Les banques : des activités, des clientèles et des métiers

mercredi 25 septembre 2013

Il s’agit ici de montrer comment les activités des banques s’organisent en fonction de trois dimensions : le type d’activité, le type de clientèle, le type d’opérations. La loi de séparation et de régulation des activités bancaires du 26 juillet 2013 rend la lecture de cet article indispensable pour les mises à jour qu’elle introduit dans les présentations habituelles. [1]
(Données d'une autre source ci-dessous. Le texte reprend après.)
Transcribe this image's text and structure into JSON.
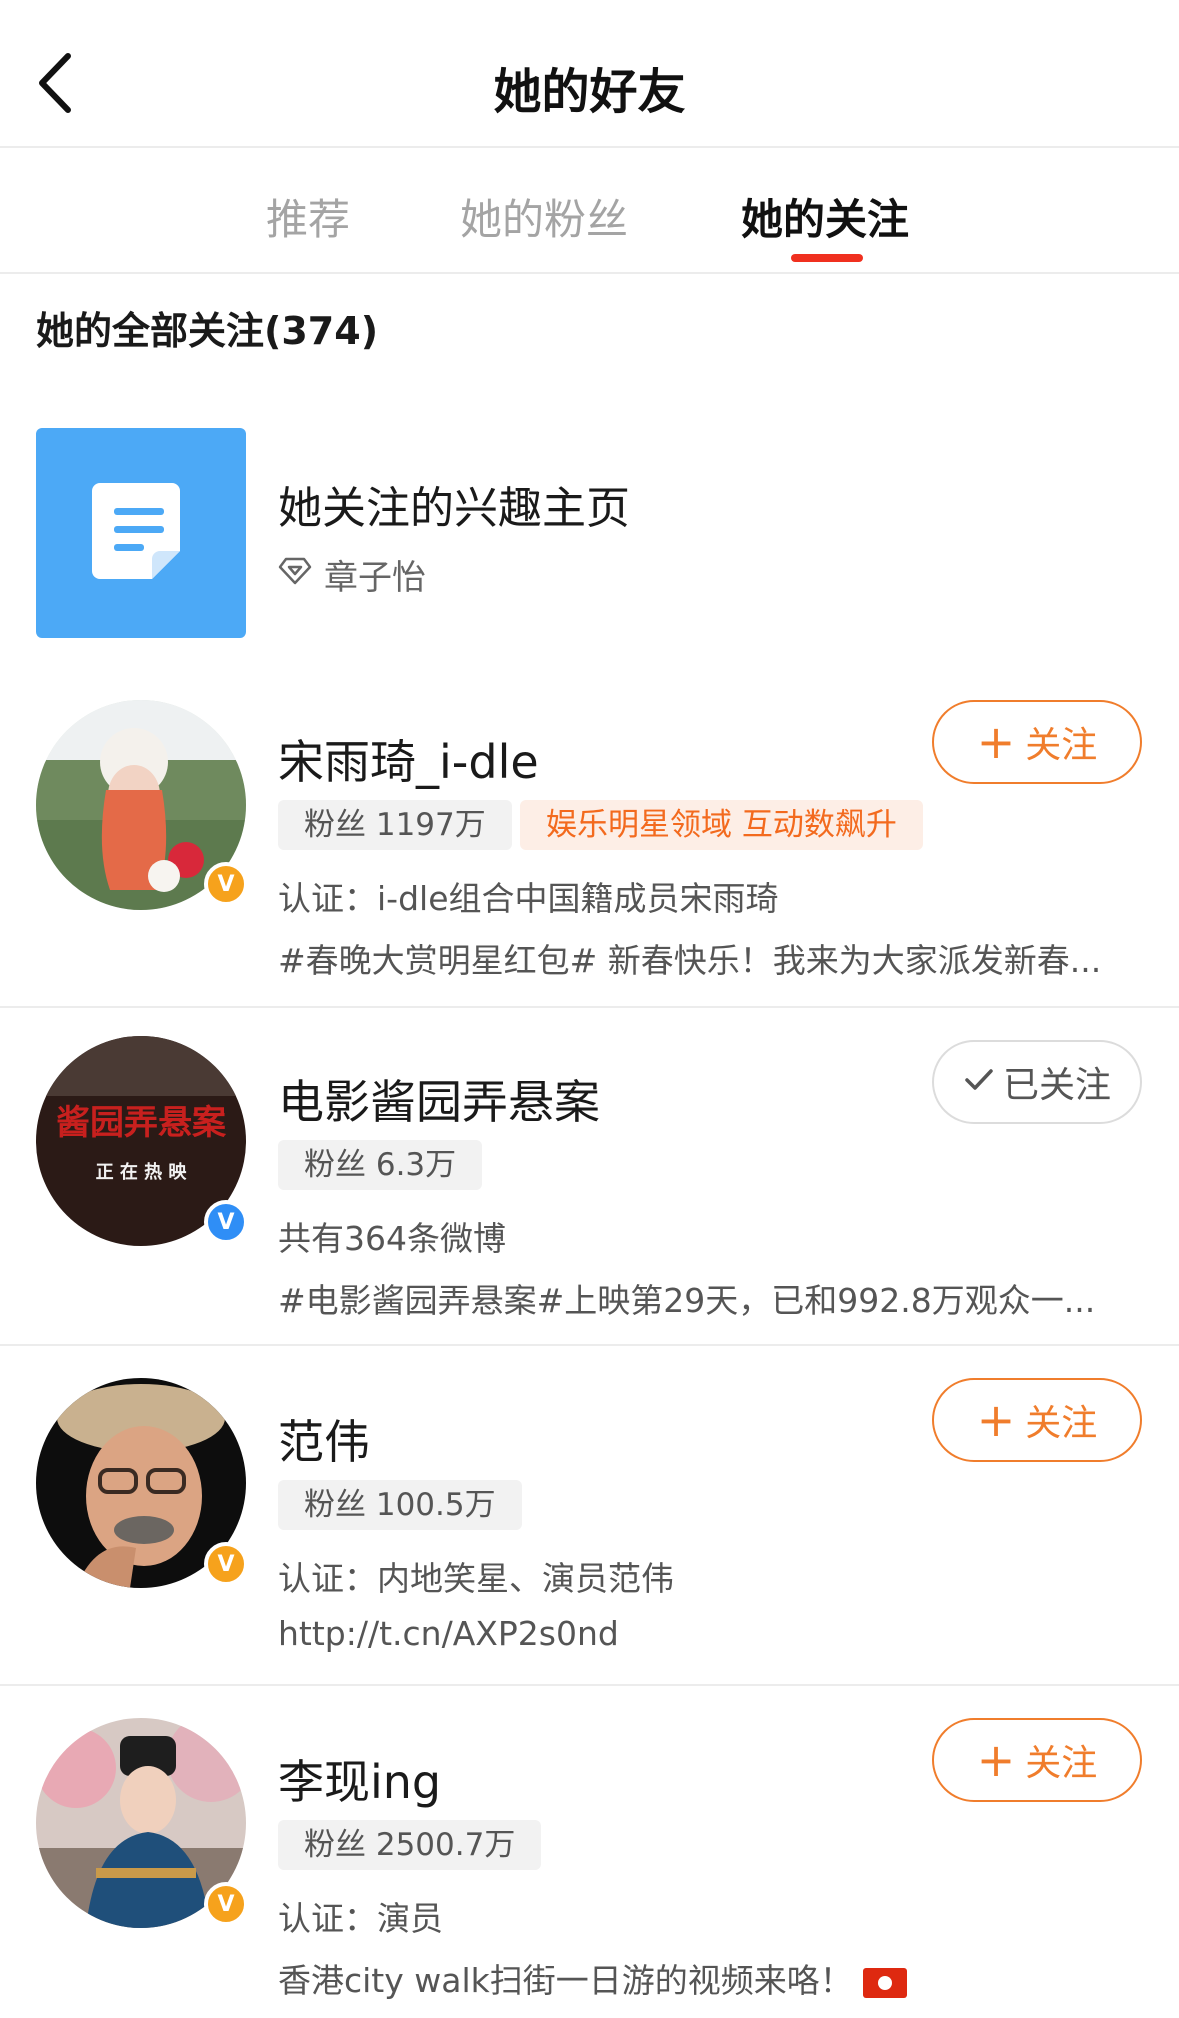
{
  "header": {
    "title": "她的好友"
  },
  "tabs": [
    {
      "label": "推荐"
    },
    {
      "label": "她的粉丝"
    },
    {
      "label": "她的关注"
    }
  ],
  "section": {
    "title": "她的全部关注(374)"
  },
  "interest": {
    "title": "她关注的兴趣主页",
    "owner": "章子怡"
  },
  "users": [
    {
      "name": "宋雨琦_i-dle",
      "fans": "粉丝 1197万",
      "hot_tag": "娱乐明星领域 互动数飙升",
      "line1": "认证：i-dle组合中国籍成员宋雨琦",
      "line2": "#春晚大赏明星红包# 新春快乐！我来为大家派发新春...",
      "button": "关注",
      "followed": false,
      "badge": "gold"
    },
    {
      "name": "电影酱园弄悬案",
      "fans": "粉丝 6.3万",
      "line1": "共有364条微博",
      "line2": "#电影酱园弄悬案#上映第29天，已和992.8万观众一...",
      "button": "已关注",
      "followed": true,
      "badge": "blue",
      "poster_title": "酱园弄悬案",
      "poster_sub": "正 在 热 映"
    },
    {
      "name": "范伟",
      "fans": "粉丝 100.5万",
      "line1": "认证：内地笑星、演员范伟",
      "line2": "http://t.cn/AXP2s0nd",
      "button": "关注",
      "followed": false,
      "badge": "gold"
    },
    {
      "name": "李现ing",
      "fans": "粉丝 2500.7万",
      "line1": "认证：演员",
      "line2": "香港city walk扫街一日游的视频来咯！",
      "button": "关注",
      "followed": false,
      "badge": "gold"
    }
  ],
  "colors": {
    "accent": "#f07d2c",
    "tab_indicator": "#f0301f",
    "interest_bg": "#4ca9f6",
    "badge_gold": "#f6a21c",
    "badge_blue": "#2f8ef6"
  }
}
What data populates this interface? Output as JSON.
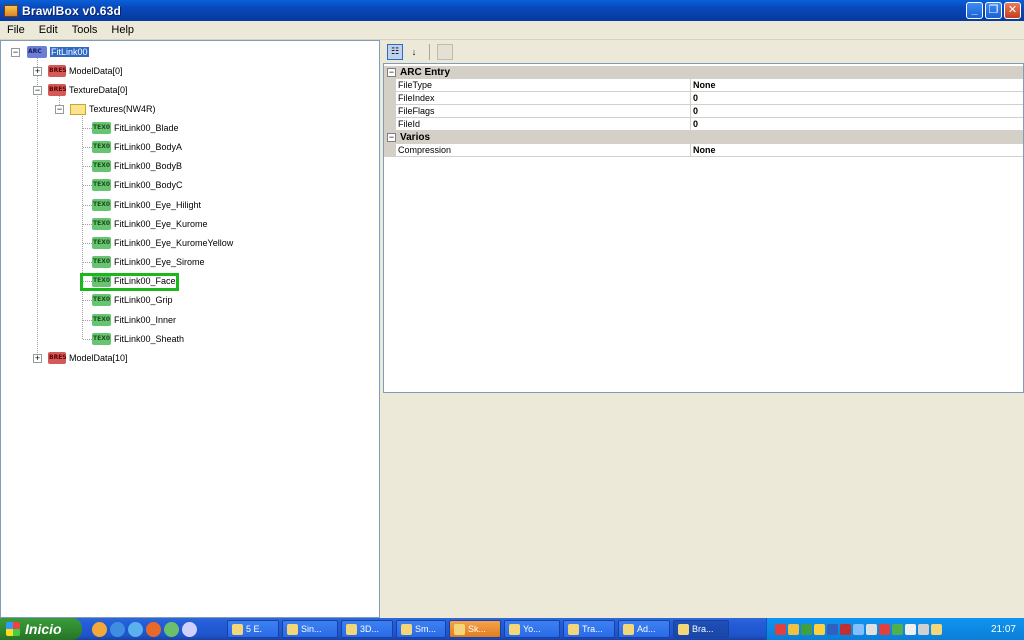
{
  "window": {
    "title": "BrawlBox v0.63d"
  },
  "menu": [
    "File",
    "Edit",
    "Tools",
    "Help"
  ],
  "tree": {
    "root": {
      "type": "ARC",
      "label": "FitLink00"
    },
    "modeldata0": {
      "type": "BRES",
      "label": "ModelData[0]"
    },
    "texturedata0": {
      "type": "BRES",
      "label": "TextureData[0]"
    },
    "textures_folder": {
      "label": "Textures(NW4R)"
    },
    "textures": [
      "FitLink00_Blade",
      "FitLink00_BodyA",
      "FitLink00_BodyB",
      "FitLink00_BodyC",
      "FitLink00_Eye_Hilight",
      "FitLink00_Eye_Kurome",
      "FitLink00_Eye_KuromeYellow",
      "FitLink00_Eye_Sirome",
      "FitLink00_Face",
      "FitLink00_Grip",
      "FitLink00_Inner",
      "FitLink00_Sheath"
    ],
    "texture_type": "TEX0",
    "modeldata10": {
      "type": "BRES",
      "label": "ModelData[10]"
    }
  },
  "properties": {
    "categories": [
      {
        "name": "ARC Entry",
        "rows": [
          {
            "name": "FileType",
            "value": "None"
          },
          {
            "name": "FileIndex",
            "value": "0"
          },
          {
            "name": "FileFlags",
            "value": "0"
          },
          {
            "name": "FileId",
            "value": "0"
          }
        ]
      },
      {
        "name": "Varios",
        "rows": [
          {
            "name": "Compression",
            "value": "None"
          }
        ]
      }
    ]
  },
  "taskbar": {
    "start_label": "Inicio",
    "tasks": [
      "5 E.",
      "Sin...",
      "3D...",
      "Sm...",
      "Sk...",
      "Yo...",
      "Tra...",
      "Ad...",
      "Bra..."
    ],
    "clock": "21:07"
  },
  "colors": {
    "selection": "#316ac5",
    "highlight_box": "#1ab81a",
    "titlebar": "#0a5fd8"
  }
}
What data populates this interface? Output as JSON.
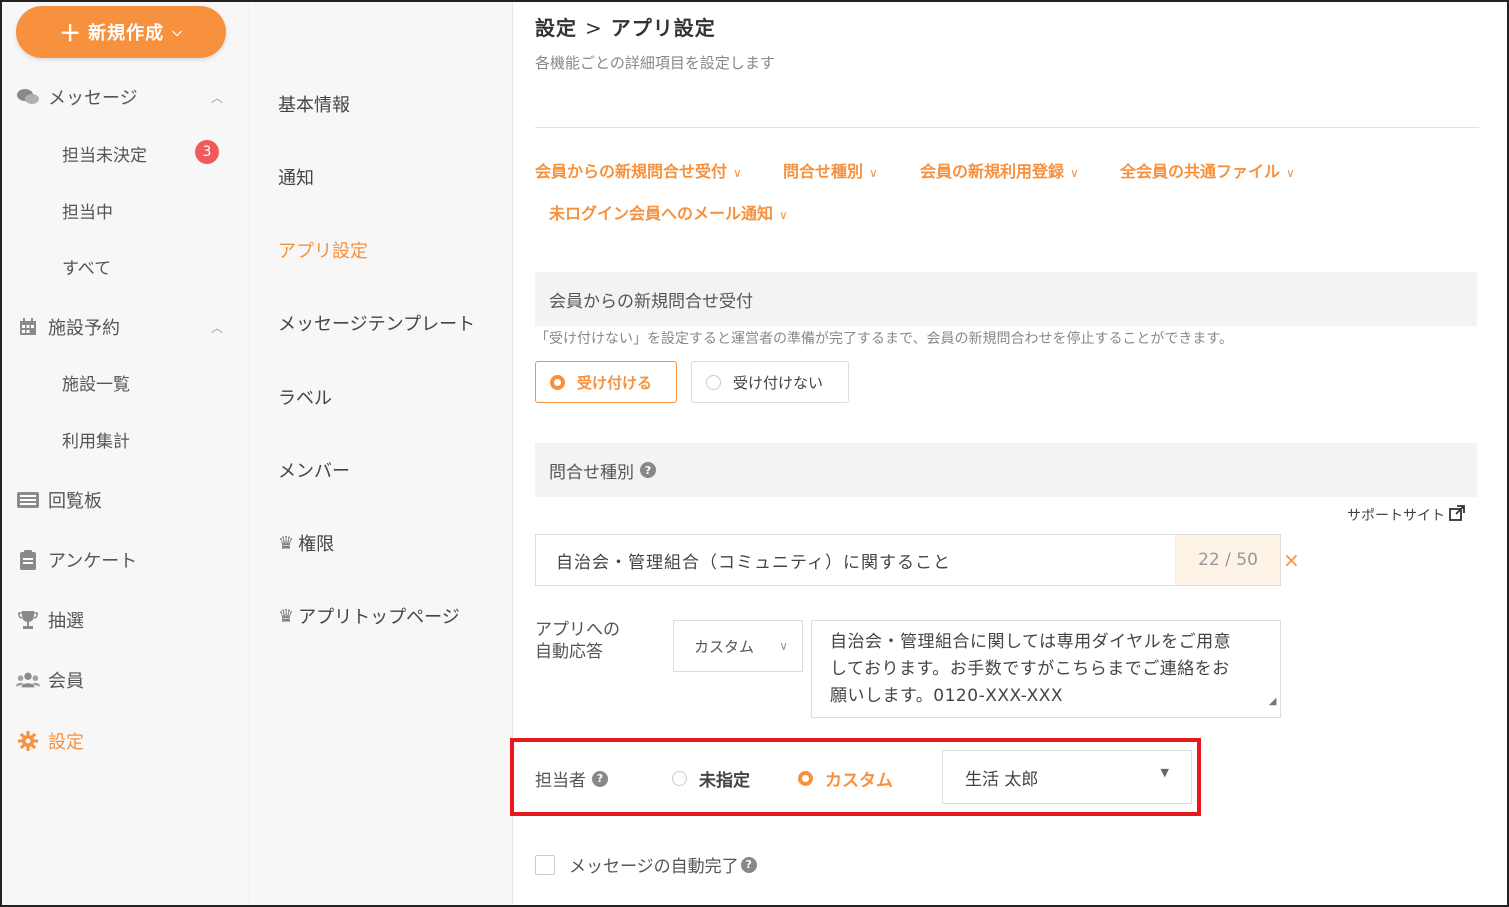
{
  "sidebar": {
    "new_button_label": "新規作成",
    "items": [
      {
        "label": "メッセージ",
        "icon": "chat-icon"
      },
      {
        "label": "担当未決定",
        "badge": "3"
      },
      {
        "label": "担当中"
      },
      {
        "label": "すべて"
      },
      {
        "label": "施設予約",
        "icon": "calendar-icon"
      },
      {
        "label": "施設一覧"
      },
      {
        "label": "利用集計"
      },
      {
        "label": "回覧板",
        "icon": "board-icon"
      },
      {
        "label": "アンケート",
        "icon": "clipboard-icon"
      },
      {
        "label": "抽選",
        "icon": "trophy-icon"
      },
      {
        "label": "会員",
        "icon": "users-icon"
      },
      {
        "label": "設定",
        "icon": "gear-icon"
      }
    ]
  },
  "settings_menu": {
    "items": [
      "基本情報",
      "通知",
      "アプリ設定",
      "メッセージテンプレート",
      "ラベル",
      "メンバー",
      "権限",
      "アプリトップページ"
    ],
    "active": "アプリ設定"
  },
  "header": {
    "crumb_parent": "設定",
    "crumb_sep": ">",
    "crumb_current": "アプリ設定",
    "subtitle": "各機能ごとの詳細項目を設定します"
  },
  "anchors": [
    "会員からの新規問合せ受付",
    "問合せ種別",
    "会員の新規利用登録",
    "全会員の共通ファイル",
    "未ログイン会員へのメール通知"
  ],
  "section1": {
    "title": "会員からの新規問合せ受付",
    "note": "「受け付けない」を設定すると運営者の準備が完了するまで、会員の新規問合わせを停止することができます。",
    "option_accept": "受け付ける",
    "option_reject": "受け付けない"
  },
  "section2": {
    "title": "問合せ種別",
    "support_link": "サポートサイト",
    "type_value": "自治会・管理組合（コミュニティ）に関すること",
    "counter": "22 / 50",
    "clear": "×",
    "auto_reply_label_1": "アプリへの",
    "auto_reply_label_2": "自動応答",
    "auto_reply_select": "カスタム",
    "auto_reply_text_1": "自治会・管理組合に関しては専用ダイヤルをご用意",
    "auto_reply_text_2": "しております。お手数ですがこちらまでご連絡をお",
    "auto_reply_text_3": "願いします。0120-XXX-XXX",
    "assignee_label": "担当者",
    "assignee_unassigned": "未指定",
    "assignee_custom": "カスタム",
    "assignee_value": "生活 太郎",
    "auto_complete_label": "メッセージの自動完了"
  },
  "colors": {
    "accent": "#f7913d",
    "highlight": "#e8181f",
    "badge": "#f05a5a"
  }
}
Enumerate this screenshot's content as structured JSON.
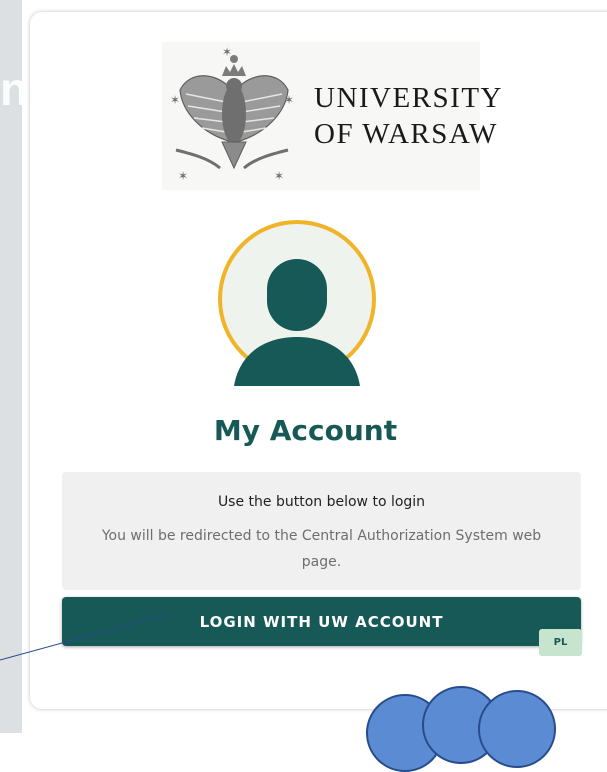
{
  "logo": {
    "line1": "UNIVERSITY",
    "line2": "OF WARSAW",
    "overlay_text": "nive"
  },
  "account": {
    "title": "My Account"
  },
  "info": {
    "title": "Use the button below to login",
    "detail": "You will be redirected to the Central Authorization System web page."
  },
  "buttons": {
    "login": "LOGIN WITH UW ACCOUNT",
    "language": "PL"
  },
  "colors": {
    "primary": "#175957",
    "avatar_ring": "#f0b429",
    "avatar_bg": "#eef3ee",
    "language_bg": "#c7e4cf"
  },
  "icons": {
    "avatar": "user-silhouette-icon",
    "emblem": "eagle-emblem"
  }
}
Spécificité des établissements de crédit

Les banques ont une activité commerciale qui se développe autour des trois activités : l’intermédiation (vue plus haut sous le label "opérations de banque, la prestation de services connexes et la prestation de services d’investissement.
L’évolution des technologies et les transformations socioculturelles ont rapproché l’activité bancaire d’une activité industrielle.
Les banques font de la recherche développement et innovent (produits financiers), elles prennent des participations dans le capital d’entreprises non financières et jouent un rôle de décideurs dans ce cadre, enfin, l’informatisation et les traitements automatisés sont des activités techniques.
Les banques gardent cependant une singularité qui permet de les distinguer, elles sont des établissements faisant de la transformation : des échéances et des risques d’une part, des informations d’autre part.
Puisque la loi autorise les banques à utiliser, pour son propre compte, les capitaux déposés chez elle [2]. Les dépôts sont le plus souvent à court terme et les crédits qu’ils financent sont le plus souvent à court ou moyen terme. Il faut donc opérer la transformation.
Par ailleurs parce que les activités de banque occupent une situation centrale (au sens propre) dans l’économie (entre les différents agents, en enregistrant des flux financiers et monétaires, avec une expertise développée au fil du temps) les banques réalisent des études et les mettent à disposition de l’économie pour éclairer les décisions.

Les activités bancaires

Les banques sont à la fois des établissements de crédit et des entreprises d’investissement.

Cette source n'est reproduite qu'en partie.